The night was a dark thing, nothing but cold concrete and the hum of streetlights that flickered at odd intervals. Ethan sat on the edge of the couch, tapping his foot on the floor. He'd seen the Faceless Smiler before, a few weeks ago, and it had told him to face something— something he refused to acknowledge, something that dug under his skin and twisted. He had pushed it down and locked it away, but he couldn't anymore.
A noise in the corner. A scraping sound, like fingernails on a blackboard. Ethan turned, his stomach tightening. It wasn't the first time.
He stood, his legs unsteady, and crept toward the source. The walls seemed to pulse with a kind of energy. Not alive, not dead, but some halfway thing. Ethan wasn't sure what was worse, the fear of facing the thing or the dread of not facing it. He had seen it once, standing at the end of the hallway in the middle of the night, a tall figure with the biggest smile. He hadn't been able to move or scream. The more he looked at it, the more its grin seemed to stretch, until its face didn't have a shape anymore. Just the smile.
Ethan turned the corner, and there it was. Standing still, like it had been waiting for him. He could feel it in his bones—the wrongness of it, the way it pushed against his insides, making his thoughts scramble. It didn't speak. It never did. But the weight of its presence made his chest tighten, made his palms sweat.
"Face it," the thing said. It always said the same thing, always in that dead tone, as if it was asking a simple question. Its head tilted slightly, but the smile stayed in place, stretching, wider, too wide. Like it would rip through its skin.
"I can't. I don't... I can't."
"You will," it whispered, its voice a scrape of nails, close to his ear, making him shudder.

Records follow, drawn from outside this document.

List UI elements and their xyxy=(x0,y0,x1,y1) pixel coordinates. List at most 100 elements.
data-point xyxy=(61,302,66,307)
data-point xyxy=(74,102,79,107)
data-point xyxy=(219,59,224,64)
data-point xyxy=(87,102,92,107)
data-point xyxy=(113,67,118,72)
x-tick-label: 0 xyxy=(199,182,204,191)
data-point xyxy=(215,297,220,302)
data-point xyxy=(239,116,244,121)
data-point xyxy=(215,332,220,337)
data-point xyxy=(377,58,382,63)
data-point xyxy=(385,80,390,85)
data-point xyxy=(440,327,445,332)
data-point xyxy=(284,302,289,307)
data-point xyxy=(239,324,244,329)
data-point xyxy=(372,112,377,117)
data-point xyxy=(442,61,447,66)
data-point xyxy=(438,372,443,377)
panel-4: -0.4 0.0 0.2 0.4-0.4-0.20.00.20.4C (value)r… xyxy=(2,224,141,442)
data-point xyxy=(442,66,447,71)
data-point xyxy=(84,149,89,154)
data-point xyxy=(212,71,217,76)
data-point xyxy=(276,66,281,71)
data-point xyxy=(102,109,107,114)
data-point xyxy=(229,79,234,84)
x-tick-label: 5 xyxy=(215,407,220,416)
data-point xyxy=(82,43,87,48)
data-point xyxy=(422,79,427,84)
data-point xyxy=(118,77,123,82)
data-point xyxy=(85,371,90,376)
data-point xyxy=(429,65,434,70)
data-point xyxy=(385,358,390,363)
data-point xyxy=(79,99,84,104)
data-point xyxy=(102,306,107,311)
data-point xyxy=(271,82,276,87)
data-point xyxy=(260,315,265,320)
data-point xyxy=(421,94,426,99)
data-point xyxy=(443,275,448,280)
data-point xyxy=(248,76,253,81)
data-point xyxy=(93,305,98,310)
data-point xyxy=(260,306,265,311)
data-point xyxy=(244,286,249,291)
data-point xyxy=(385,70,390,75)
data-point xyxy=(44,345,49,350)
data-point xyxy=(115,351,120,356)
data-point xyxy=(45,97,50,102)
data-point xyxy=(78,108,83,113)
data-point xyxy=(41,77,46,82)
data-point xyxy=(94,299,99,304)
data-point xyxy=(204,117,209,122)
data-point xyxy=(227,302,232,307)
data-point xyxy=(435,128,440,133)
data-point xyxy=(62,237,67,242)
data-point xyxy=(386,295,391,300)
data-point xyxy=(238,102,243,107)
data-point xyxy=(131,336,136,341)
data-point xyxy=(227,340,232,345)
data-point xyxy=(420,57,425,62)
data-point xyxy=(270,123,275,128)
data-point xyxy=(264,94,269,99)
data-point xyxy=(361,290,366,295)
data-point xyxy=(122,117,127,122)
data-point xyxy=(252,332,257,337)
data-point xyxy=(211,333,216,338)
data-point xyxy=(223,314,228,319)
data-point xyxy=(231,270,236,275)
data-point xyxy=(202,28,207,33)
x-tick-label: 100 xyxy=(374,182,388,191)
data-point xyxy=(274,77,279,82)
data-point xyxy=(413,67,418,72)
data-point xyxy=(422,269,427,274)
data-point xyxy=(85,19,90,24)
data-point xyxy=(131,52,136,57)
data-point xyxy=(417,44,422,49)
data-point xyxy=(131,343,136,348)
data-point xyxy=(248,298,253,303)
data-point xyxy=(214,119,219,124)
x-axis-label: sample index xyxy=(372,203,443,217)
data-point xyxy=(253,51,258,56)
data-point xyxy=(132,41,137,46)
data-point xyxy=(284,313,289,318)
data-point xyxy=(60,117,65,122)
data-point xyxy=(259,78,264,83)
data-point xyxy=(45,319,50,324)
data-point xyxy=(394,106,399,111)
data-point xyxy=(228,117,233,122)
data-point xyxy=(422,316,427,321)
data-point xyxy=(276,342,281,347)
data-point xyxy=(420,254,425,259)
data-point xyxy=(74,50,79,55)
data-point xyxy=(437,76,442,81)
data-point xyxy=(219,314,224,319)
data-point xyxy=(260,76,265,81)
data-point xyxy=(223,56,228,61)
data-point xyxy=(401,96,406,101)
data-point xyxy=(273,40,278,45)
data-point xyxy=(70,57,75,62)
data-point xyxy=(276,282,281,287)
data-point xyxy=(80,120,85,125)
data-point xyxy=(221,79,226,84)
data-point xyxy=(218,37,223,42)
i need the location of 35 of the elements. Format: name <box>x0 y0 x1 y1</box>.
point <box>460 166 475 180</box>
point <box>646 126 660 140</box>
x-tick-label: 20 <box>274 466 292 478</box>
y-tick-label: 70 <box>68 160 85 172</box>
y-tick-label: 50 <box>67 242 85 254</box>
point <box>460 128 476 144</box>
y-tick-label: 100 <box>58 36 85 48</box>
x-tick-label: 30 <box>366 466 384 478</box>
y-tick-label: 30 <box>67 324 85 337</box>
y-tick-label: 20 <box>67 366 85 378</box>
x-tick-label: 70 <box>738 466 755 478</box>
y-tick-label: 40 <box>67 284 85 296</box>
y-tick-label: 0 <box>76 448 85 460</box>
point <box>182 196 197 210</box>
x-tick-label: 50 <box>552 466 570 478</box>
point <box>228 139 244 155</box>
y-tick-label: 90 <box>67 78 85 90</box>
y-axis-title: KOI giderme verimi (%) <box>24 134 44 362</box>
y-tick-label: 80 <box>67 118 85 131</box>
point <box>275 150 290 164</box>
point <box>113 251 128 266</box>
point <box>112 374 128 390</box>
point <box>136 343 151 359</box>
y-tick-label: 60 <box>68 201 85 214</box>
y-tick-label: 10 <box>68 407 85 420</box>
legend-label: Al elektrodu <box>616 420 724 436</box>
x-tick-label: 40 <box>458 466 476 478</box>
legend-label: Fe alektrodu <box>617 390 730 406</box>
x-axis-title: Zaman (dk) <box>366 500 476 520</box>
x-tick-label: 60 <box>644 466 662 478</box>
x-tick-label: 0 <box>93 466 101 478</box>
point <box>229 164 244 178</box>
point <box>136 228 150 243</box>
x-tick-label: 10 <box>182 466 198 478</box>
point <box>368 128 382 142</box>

The walls trembled. Ethan's heart hammered in his chest. He could hear a soft whisper behind him, a distant echo of things he didn't want to remember. He could feel it. The warmth in his throat. He had never wanted to look back, not at that thing. The thing that had destroyed everything.
It wasn't a face, not anymore. Just a black void with that goddamn smile. But he knew. He knew what it wanted. It wanted him to speak the truth, the ugly truth that he had buried so deep.
Ethan closed his eyes. It wasn't even real. It couldn't be. But he heard the whispers louder now. They pushed at him, rushed at him like a tide. He saw her again, her face in his mind, the way her eyes had stared at him, vacant and broken. He saw her lips moving. She had asked for help, begged for help, and he had turned away.
"I didn't do anything wrong. I didn't…" he muttered, trying to convince himself.
The thing stepped closer.
"It doesn't matter," it rasped. "You can't escape it. Not from this."
The sound of the scraping grew louder, echoing against the walls. The Faceless Smiler took another step, its footfalls slow but steady. Ethan's breath became shallow. He stepped back but tripped, his hands landing hard against the ground. The smile moved closer, its presence pressing against him, smothering him.
"Tell me the truth," the thing whispered.
Ethan's throat burned. He couldn't swallow. He couldn't breathe. The memories came rushing in, images of the girl, of her face, of her body lying on the ground, abandoned. He had been there. He had seen her and done nothing. And now he was going to die for it.
"I'm sorry," he gasped. "I'm sorry. Please."
The thing didn't move. It stood there, watching him with that smile, a smile that had no reason to exist.
"Good," it whispered. "Now you can die."
And that was it. His chest felt like it was being crushed from the inside. He couldn't breathe. The world began to bend, to twist, and in the corner of his mind, he saw her again. He saw her hand reaching out to him, to forgive him. But she wouldn't.
He heard a snap. Felt it. Then another.
And the smile remained, the same wide, cracked grin, like it had been there all along, watching him break. He had failed, and now it was over.